Em pronunciamento à imprensa após a Advocacia-Geral da União (AGU) entrar com uma ação para que o Discord pague R$ 500 milhões em indenização por danos morais coletivos, a empresa criticou a postura do governo federal em nota à imprensa nesta quarta-feira (26/8). O comunicado afirma que as autoridades compartilharam “evidências indicando que a morte da adolescente ocorreu em outra plataforma” e afirma que o caso deveria ser tratado como “um fenômeno multiplataforma”.

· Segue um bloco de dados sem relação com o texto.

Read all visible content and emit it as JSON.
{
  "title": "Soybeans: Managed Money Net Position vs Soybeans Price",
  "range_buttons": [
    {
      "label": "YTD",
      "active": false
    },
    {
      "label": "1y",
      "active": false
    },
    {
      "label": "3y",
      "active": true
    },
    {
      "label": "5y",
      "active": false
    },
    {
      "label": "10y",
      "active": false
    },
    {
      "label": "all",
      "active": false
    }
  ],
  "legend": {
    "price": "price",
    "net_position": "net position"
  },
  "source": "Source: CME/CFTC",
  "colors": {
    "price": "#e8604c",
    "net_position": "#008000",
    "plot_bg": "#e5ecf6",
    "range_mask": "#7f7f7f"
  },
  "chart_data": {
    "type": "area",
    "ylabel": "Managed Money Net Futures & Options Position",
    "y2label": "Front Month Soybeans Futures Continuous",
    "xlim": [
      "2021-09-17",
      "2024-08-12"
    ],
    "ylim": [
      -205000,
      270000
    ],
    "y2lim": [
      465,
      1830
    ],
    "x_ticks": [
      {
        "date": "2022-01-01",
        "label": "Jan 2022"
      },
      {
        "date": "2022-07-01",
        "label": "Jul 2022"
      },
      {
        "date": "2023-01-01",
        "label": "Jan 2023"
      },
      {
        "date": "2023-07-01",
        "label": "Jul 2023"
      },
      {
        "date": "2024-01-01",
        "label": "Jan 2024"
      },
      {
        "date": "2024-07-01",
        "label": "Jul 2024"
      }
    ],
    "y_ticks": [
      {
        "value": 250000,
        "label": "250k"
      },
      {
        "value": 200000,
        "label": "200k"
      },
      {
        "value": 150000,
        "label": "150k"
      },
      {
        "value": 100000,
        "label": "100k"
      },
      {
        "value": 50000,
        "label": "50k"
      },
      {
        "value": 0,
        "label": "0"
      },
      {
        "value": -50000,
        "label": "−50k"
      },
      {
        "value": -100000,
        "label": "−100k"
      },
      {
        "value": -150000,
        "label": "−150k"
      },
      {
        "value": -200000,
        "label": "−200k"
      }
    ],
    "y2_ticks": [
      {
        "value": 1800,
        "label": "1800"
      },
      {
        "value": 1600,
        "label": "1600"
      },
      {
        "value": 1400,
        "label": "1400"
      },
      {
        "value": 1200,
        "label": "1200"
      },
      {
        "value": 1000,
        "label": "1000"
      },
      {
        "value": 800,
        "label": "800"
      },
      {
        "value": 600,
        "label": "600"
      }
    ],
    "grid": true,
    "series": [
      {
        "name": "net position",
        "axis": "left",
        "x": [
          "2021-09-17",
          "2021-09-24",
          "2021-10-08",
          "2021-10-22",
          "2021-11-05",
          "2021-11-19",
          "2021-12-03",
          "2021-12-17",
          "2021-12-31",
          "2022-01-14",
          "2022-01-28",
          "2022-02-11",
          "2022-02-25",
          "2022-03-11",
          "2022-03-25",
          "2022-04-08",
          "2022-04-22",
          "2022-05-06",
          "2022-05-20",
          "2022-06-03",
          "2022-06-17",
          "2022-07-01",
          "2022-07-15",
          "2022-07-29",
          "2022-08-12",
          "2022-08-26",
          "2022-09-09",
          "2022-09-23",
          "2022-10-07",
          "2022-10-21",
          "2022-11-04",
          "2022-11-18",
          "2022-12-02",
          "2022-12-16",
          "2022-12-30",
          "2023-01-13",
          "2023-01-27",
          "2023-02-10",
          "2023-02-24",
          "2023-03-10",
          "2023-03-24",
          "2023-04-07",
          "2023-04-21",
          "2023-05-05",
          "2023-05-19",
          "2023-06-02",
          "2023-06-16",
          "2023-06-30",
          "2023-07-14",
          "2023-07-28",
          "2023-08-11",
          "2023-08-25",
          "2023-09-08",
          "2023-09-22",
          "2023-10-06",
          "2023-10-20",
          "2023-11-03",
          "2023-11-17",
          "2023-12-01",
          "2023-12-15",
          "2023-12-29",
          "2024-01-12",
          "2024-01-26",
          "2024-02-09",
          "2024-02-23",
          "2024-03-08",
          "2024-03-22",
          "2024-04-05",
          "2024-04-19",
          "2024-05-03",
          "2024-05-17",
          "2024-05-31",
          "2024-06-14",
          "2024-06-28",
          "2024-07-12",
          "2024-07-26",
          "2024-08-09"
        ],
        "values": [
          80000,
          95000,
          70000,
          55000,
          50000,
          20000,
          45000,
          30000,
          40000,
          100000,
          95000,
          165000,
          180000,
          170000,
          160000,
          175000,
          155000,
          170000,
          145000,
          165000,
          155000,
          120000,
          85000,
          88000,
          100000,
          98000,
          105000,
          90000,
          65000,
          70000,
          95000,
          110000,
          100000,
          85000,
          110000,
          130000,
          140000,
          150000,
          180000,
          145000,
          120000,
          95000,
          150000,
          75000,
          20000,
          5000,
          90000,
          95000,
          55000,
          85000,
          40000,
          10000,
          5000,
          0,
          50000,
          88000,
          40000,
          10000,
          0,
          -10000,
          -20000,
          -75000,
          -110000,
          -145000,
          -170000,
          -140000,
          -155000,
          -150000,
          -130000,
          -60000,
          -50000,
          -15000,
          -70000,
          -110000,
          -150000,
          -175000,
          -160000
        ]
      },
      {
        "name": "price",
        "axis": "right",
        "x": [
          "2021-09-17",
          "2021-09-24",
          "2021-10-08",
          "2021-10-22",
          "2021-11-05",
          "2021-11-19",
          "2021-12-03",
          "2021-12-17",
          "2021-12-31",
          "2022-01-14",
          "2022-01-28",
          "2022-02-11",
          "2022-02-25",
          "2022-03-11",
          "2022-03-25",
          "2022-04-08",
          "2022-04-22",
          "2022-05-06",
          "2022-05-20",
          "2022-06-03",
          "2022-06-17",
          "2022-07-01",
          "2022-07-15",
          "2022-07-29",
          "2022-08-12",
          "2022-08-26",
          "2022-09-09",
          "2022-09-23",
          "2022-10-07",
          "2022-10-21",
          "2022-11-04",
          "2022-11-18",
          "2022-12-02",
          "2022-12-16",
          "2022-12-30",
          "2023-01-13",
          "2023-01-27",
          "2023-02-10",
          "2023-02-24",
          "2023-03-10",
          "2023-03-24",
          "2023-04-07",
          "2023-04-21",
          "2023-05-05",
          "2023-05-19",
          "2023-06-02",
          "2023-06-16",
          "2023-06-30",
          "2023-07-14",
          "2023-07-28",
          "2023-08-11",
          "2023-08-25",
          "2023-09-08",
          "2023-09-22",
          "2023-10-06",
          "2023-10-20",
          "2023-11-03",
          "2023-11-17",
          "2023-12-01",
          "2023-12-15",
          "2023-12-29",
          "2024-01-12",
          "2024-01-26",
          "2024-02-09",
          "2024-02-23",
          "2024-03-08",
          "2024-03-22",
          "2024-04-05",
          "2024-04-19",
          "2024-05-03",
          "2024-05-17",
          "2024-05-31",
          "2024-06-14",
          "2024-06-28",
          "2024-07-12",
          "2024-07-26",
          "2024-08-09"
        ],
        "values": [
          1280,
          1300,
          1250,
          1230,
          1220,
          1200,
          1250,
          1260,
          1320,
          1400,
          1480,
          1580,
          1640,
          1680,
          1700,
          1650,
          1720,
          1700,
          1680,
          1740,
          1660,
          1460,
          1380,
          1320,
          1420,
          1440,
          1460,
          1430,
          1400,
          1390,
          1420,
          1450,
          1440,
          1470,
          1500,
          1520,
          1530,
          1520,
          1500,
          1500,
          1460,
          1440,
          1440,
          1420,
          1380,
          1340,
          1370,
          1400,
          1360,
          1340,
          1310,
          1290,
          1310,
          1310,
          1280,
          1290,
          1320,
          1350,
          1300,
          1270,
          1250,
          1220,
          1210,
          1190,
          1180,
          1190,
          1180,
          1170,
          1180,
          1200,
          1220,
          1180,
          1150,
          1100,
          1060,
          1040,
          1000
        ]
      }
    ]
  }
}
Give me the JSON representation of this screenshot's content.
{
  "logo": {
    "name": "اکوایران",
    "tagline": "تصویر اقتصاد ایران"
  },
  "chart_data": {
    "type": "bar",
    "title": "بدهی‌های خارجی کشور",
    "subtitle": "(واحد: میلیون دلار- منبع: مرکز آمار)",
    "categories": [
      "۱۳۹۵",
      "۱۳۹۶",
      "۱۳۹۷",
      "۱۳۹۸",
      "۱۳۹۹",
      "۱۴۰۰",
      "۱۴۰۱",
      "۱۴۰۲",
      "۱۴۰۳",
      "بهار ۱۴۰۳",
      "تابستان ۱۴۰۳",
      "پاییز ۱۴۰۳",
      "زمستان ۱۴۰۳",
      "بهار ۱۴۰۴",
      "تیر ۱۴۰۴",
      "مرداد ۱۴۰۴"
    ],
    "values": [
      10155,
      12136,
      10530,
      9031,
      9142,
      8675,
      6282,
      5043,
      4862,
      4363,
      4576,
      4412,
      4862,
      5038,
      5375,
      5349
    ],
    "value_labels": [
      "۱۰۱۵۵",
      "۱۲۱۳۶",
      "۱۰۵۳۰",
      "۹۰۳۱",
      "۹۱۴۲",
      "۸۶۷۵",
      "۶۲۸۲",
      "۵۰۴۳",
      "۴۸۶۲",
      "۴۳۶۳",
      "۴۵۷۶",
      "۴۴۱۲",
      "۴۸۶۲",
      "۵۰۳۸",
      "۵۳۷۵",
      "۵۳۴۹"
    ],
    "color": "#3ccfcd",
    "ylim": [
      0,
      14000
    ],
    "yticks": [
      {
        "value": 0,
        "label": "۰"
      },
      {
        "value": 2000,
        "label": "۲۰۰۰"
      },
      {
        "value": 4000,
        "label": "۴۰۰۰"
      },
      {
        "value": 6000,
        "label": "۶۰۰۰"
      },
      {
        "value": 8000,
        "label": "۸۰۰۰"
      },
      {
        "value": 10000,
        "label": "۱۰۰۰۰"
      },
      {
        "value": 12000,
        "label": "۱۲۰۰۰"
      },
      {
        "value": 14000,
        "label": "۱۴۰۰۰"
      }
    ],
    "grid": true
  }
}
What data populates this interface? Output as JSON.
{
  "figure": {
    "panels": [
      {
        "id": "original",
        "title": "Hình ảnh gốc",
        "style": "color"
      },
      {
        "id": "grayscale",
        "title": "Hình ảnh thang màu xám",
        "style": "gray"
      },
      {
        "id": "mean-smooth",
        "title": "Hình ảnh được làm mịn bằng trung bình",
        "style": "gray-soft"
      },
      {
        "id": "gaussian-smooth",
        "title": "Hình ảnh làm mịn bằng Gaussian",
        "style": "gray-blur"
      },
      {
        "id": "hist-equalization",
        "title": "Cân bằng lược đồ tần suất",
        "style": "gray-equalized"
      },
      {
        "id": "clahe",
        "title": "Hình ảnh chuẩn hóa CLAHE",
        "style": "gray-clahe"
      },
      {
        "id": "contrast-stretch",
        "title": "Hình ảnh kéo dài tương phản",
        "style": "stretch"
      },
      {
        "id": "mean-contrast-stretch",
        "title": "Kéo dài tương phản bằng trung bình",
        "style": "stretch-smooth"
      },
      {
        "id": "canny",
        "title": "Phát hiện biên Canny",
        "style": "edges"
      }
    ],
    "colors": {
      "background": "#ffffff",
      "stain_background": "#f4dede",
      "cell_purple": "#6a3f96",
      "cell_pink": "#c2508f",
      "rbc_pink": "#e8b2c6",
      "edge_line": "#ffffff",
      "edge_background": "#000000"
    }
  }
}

“A ação judicial da AGU é desproporcional e não reflete de forma precisa a abordagem do Discord em relação à segurança e ao cumprimento da legislação brasileira. Acreditamos que há um caminho melhor e seguimos comprometidos em trabalhar com as autoridades competentes para chegar a uma solução que amplie a segurança na plataforma e, ao mesmo tempo, permita que os brasileiros continuem utilizando o Discord”, afirmam.
Leia também
O governo brasileiro, contudo, acredita que não houve compromisso suficiente por parte do Discord para implementar as mudanças consideradas necessárias. Um Termo de Ajustamento de Conduta (TAC), que buscava adequar a plataforma às regras brasileiras e evitar novas sanções, foi proposto à plataforma. Porém, como mostraram reportagens do Metrópoles, as negociações não avançaram.
Entenda as medidas adotadas contra o Discord
- O Discord entrou na mira do governo federal após uma adolescente de 13 anos, no Mato Grosso do Sul, ter sido exposta a conteúdos relacionados à automutilação e suicídio dentro da plataforma. A morte da jovem teria sido transmitida por usuários em um canal privado.
- O episódio levou a primeira-dama Rosângela Lula da Silva, a Janja, a defender o bloqueio do Discord no país.
- Posteriormente, a Advocacia-Geral da União (AGU) anunciou medidas contra a empresa, enquanto a Agência Nacional de Proteção de Dados (ANPD) determinou a suspensão de recursos de vídeo e transmissões ao vivo da plataforma.
- Entre os problemas apontados pelas autoridades estão falhas na verificação da idade dos usuários e na identificação e remoção de conteúdos considerados nocivos para crianças e adolescentes.